Estimated reading time: 7 minutes
Part I: How I Got Here
“So… you are not practicing any more?”
I smile now when people ask. “Actually, I work two to three months a year. The rest of the time, I am coaching.”
The confusion on their faces is always the same — as though I have said I am a dentist on Tuesdays and a circus performer on Thursdays.
But here is the thing: it makes complete sense to me. And increasingly, it makes sense to the burned-out dentists who contact me wondering whether there is a way forward that does not involve gritting their teeth for another twenty years or completely abandoning their degree. There is. I am living it.
What Actually Happened
I did not dramatically quit dentistry in 2013. I crashed. Twenty-two years of clinical work, and suddenly my body said no — not ‘I am tired’ no. More like ‘I physically cannot make myself go into the practice’ no.
That year was dark. The kind where you question everything you have built your life around. Where your identity feels like it is crumbling and you do not know what is underneath. But somewhere in that darkness, I found something unexpected: space.
Space to ask questions I had never had time for. What do I enjoy? What energizes me versus drains me? Who am I when I am not performing the role of ‘dentist’?
The answers surprised me. I loved the problem-solving of dentistry but not the repetition. I loved helping people but not in three-minute increments between appointments. I loved using my hands but hated the physical toll.
I did not have to choose all or nothing.
The Part-Time Practice Discovery
Practicing two to three months a year was not some grand strategy — it evolved organically. At first, I just needed long breaks. Time to remember what I liked about dentistry when I was not exhausted. Time to train as a coach, to explore mindfulness, to figure out what else I might offer the world.
Then I noticed something: when I returned to clinical work after time away, I was good again. Present. Engaged. The things that had felt unbearable — difficult patients, running behind schedule, the precision demands — became manageable. Sometimes even satisfying.
It was not dentistry that burned me out. It was dentistry without breathing room. Without space to be anything else.
Now, those two to three months serve a purpose beyond income. They keep me honest. When I am coaching a dentist through their crisis, I am not speaking from a decade-old memory. I was chairside last month. I know what Thursday afternoon feels like when you are running late. I understand yesterday’s insurance denial, last week’s staff tension, this morning’s anxiety about a complicated case.
That credibility matters. Not in an ‘I am better than you’ way. In an ‘I am still in it with you’ way.
The Coaching Work That Found Me
I did not wake up one day and decide to coach burned-out dentists. They found me. It started with conversations — a colleague asking how I seemed different, calmer. Another admitting they were struggling. A friend from dental school confessing they had been fantasizing about having accidents, just to have a legitimate reason not to go to work.

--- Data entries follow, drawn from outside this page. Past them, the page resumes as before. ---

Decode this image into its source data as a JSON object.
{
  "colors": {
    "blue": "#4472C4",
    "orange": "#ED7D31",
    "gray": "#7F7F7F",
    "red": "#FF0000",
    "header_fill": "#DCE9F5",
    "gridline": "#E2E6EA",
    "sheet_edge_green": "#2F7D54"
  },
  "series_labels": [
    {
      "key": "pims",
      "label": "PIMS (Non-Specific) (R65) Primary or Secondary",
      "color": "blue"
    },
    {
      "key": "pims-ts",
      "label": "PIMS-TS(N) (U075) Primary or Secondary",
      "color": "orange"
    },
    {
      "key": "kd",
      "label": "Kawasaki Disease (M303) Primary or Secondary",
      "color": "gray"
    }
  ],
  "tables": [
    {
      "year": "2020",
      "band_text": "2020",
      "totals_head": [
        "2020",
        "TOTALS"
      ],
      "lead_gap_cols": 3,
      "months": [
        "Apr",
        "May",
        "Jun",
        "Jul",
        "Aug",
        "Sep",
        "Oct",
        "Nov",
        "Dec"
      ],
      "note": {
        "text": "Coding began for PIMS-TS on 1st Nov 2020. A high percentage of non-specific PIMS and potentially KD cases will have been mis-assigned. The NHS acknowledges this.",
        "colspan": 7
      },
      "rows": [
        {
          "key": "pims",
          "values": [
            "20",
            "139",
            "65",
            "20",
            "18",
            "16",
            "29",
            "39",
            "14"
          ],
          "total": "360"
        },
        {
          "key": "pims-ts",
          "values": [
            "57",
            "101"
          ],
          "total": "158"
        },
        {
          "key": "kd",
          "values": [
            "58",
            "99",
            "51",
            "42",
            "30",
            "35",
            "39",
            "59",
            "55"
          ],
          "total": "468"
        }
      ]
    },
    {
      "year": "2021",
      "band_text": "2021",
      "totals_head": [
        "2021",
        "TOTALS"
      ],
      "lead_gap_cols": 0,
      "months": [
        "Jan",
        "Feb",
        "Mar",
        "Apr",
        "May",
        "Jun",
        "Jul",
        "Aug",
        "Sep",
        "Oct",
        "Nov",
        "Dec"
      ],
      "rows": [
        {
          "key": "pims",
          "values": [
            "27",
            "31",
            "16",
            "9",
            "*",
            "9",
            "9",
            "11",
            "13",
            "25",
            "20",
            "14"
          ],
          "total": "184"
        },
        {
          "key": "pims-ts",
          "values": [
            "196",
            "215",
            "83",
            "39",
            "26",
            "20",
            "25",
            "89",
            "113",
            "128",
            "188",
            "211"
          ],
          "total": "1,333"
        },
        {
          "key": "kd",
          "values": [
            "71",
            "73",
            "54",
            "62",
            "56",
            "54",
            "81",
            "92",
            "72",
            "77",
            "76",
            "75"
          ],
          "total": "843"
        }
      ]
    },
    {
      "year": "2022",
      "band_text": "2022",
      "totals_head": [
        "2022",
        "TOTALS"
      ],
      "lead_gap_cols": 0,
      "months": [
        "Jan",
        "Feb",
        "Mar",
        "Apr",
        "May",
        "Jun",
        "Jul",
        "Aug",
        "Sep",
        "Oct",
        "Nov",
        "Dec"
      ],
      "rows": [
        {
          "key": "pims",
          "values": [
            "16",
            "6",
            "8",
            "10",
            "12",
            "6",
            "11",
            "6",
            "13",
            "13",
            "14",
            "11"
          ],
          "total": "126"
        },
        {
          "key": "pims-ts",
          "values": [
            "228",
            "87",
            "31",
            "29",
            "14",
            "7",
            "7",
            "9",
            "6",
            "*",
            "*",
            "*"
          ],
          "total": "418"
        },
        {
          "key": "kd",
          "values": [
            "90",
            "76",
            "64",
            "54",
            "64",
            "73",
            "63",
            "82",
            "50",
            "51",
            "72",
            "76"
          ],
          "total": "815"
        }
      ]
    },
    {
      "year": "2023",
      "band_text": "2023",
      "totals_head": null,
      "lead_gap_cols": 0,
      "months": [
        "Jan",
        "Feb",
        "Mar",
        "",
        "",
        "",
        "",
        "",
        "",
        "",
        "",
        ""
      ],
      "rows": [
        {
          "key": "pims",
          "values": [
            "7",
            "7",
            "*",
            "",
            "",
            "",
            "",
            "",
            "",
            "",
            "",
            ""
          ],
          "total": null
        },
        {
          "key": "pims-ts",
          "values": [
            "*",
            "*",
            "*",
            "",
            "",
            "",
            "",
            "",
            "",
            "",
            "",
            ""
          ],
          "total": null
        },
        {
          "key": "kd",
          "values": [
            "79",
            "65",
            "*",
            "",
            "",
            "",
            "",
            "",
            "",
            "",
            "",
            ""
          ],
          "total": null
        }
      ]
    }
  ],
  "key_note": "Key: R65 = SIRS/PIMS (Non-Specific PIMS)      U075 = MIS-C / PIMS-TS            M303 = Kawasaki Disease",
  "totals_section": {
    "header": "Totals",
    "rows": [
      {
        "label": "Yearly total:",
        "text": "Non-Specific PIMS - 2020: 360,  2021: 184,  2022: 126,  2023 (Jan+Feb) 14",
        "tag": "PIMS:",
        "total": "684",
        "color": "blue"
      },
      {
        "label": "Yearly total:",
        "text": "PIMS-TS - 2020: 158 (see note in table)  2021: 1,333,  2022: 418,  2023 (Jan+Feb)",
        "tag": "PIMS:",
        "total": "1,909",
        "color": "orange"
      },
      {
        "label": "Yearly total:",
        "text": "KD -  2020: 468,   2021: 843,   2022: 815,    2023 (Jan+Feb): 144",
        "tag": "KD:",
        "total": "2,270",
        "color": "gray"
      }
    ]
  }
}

That last one shook me. Because I had had those same thoughts. And I had never told anyone.
So I started talking more openly — about my 2013 collapse, about the shame of feeling like I should be grateful for a successful career but wanting to escape it, about rebuilding my relationship with dentistry on my own terms instead of letting it consume me.
It turns out a lot of dentists are having those conversations in their heads but never out loud. When someone finally says it plainly, without the professional polish, something shifts. Permission emerges.
Not permission to quit necessarily. Permission to question. To explore. To admit that something is not working without immediately needing to know what should replace it.
That is the work now — sitting with people in that uncomfortable space between I can’t keep doing this and I don’t know what else to do. Helping them discover their version of what I found: a way to use their training without it using them up.
What I Tell Dentists Now
Most dentists who contact me think they have two options: stay or leave. Endure or abandon. I tell them about the middle path — the one where you keep your skills but renegotiate the terms. Where you practice enough to stay engaged but not so much that you lose yourself.
Some dentists I work with transition as I did — reducing clinical hours and building something else alongside. Others realize they want out completely, and we work on that exit without the guilt. Some discover their burnout is not about dentistry at all; it is about the specific practice environment or the life circumstances crushing them.
There is no single answer. But there is always more possibility than the binary we have been taught to see.
What would your dental career look like if you designed it around your life instead of fitting your life around dentistry?
Most of us never asked that question. We accepted the path as given: dental school, associateship, ownership, thirty-five years of full-time practice, retirement. But who decided full-time is the only legitimate way to use a dental degree? Who determined that staying in something that is destroying you is more honorable than adapting it to fit who you are becoming?
Nobody, really. We just absorbed those beliefs and never questioned them. Until the burnout gets bad enough that questioning becomes unavoidable.